AS THE August 2nd deadline for a resolution of America’s debt-ceiling row approaches, other news is being drowned out. America’s debt debacle provokes rubber-necking fascination but the euro crisis is still the bigger threat to financial stability.

The chances (admittedly diminishing with time) are that America will get its house in order and avoid default; and that a ratings downgrade will happen but not threaten the pre-eminence of Treasuries as the world’s safe asset of choice. In contrast, the euro area’s crisis is already in full swing and policymakers, as this week’s issue of The Economist makes plain, have not found a way to stop it.

The chart alongside shows movements in bond spreads over German Bunds since the July 21st summit in Brussels for the five euro-area economies most in the limelight (setting tiny Cyprus to one side). The three economies to have been bailed out already—Greece, Ireland and Portugal—have seen spreads drop on the promise of lower interest rates and longer debt maturities.

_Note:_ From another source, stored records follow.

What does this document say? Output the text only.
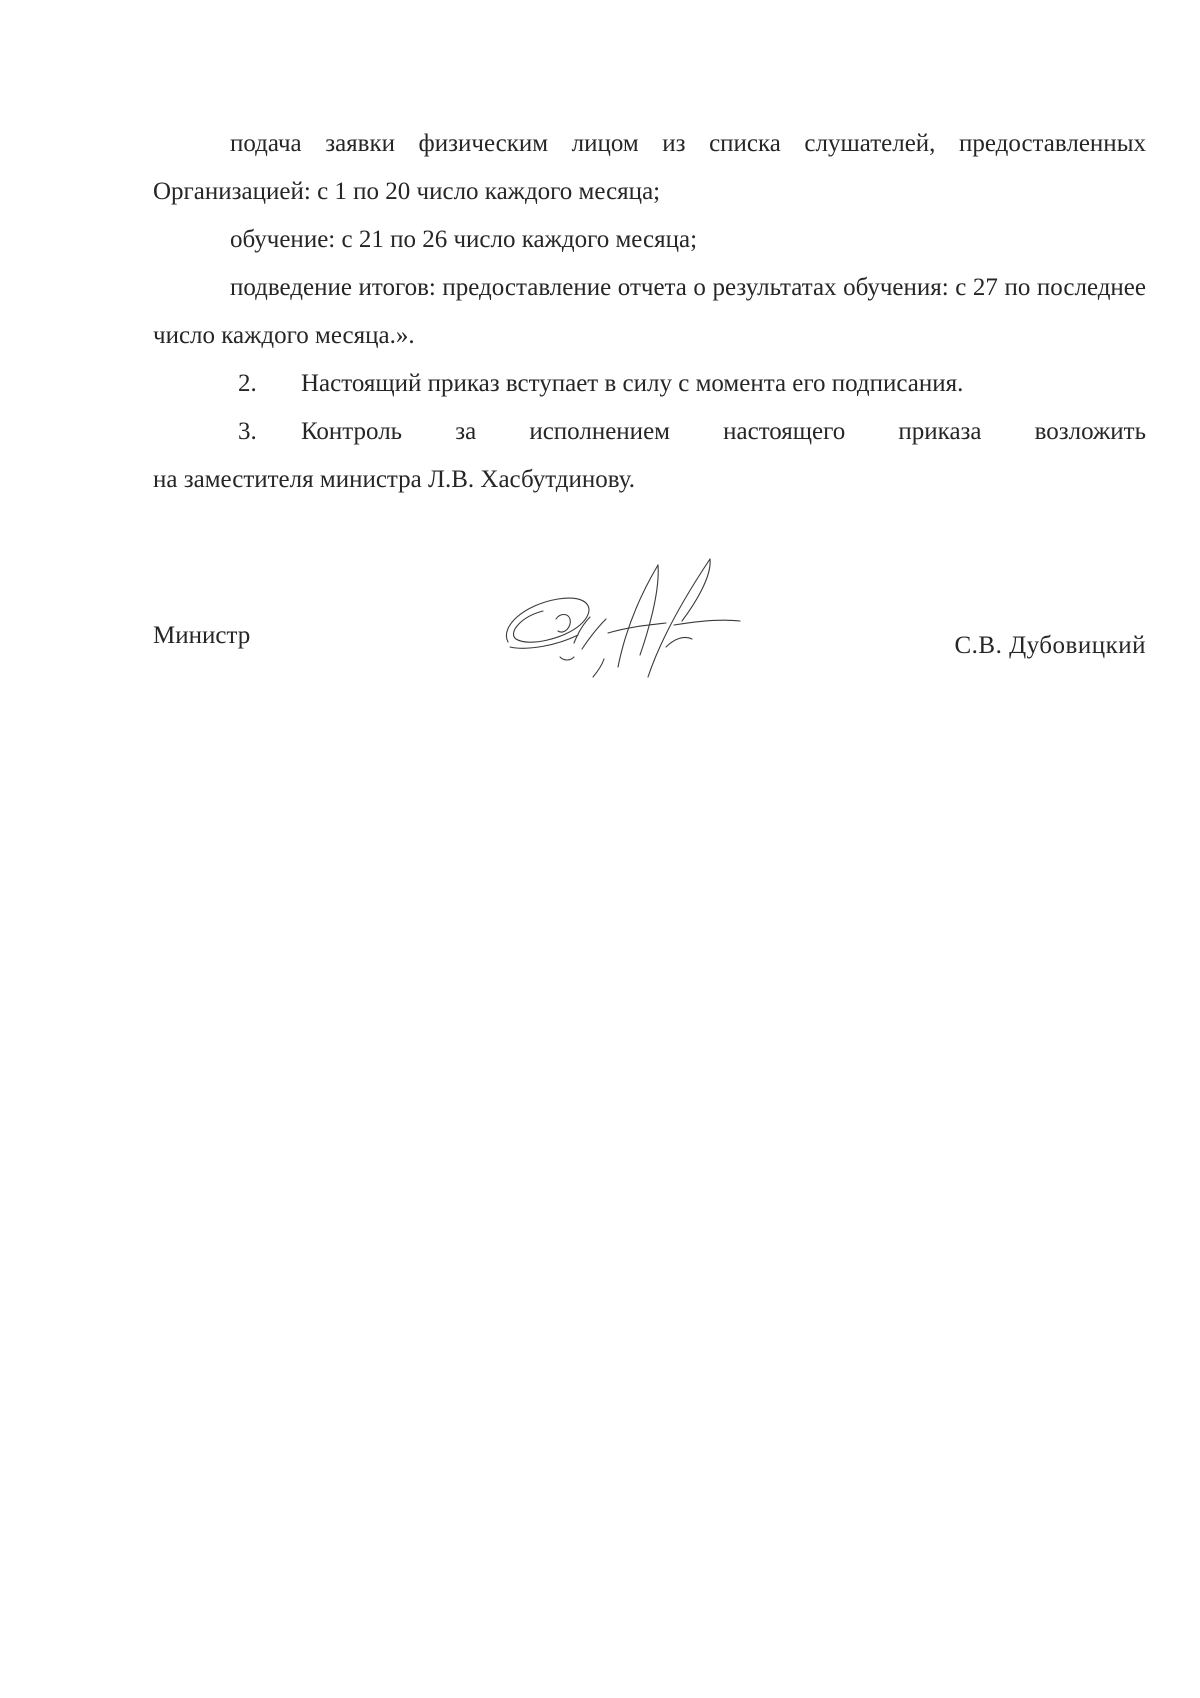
подача заявки физическим лицом из списка слушателей, предоставленных Организацией: с 1 по 20 число каждого месяца;

обучение: с 21 по 26 число каждого месяца;

подведение итогов: предоставление отчета о результатах обучения: с 27 по последнее число каждого месяца.».

2. Настоящий приказ вступает в силу с момента его подписания.

3. Контроль за исполнением настоящего приказа возложить
на заместителя министра Л.В. Хасбутдинову.
Министр	С.В. Дубовицкий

But the spreads for Italy and Spain, both far bigger economies, continued to go up this week. Spain’s sovereign-debt rating was put on negative review by Moody’s this morning. Adding to the uncertainty, José Luis Rodríguez Zapatero, the prime minister, today announced an early election, to take place in November.

Italy sold €8 billion ($11.4 billion) of ten-year bonds on July 28th but had to pay a yield of 5.77% to do so, the highest level at auction for 11 years. Making matters worse, European politicans have gone back to making unsettling comments after their brief show of discipline at the summit: Wolfgang Schäuble, Germany’s finance minister, said this week that he would not be writing any blank cheques to the euro area’s bail-out fund, the size of which is inadequate to ringfence Spain and Italy.

This week also saw the release of the first annual report of America’s Financial Stability Oversight Council (FSOC), a regulatory body that was set up by the Dodd-Frank act to monitor systemic risks to the country’s financial system. It has little to say about the risk of a self-harming government, but for a report that is supposed to identify threats to America, its main effect is to underline the vulnerability of Europe’s banking system.

America’s banking industry remains much less concentrated than Europe’s, and the size of the largest banks relative to GDP is lower, too. American banks have raised capital assiduously over the past two years as many European ones have dithered. American money-market funds are big funders of European banks, notably in the core countries; asset outflows from these funds may be prompted by worries over the American debt ceiling but will have an impact across the Atlantic.

The political impasse in Washington, DC, will be the big story of the coming days. Given enough dogmatism and stupidity, it might be an enormous financial one, too. But the bigger cause for concern lies in Europe.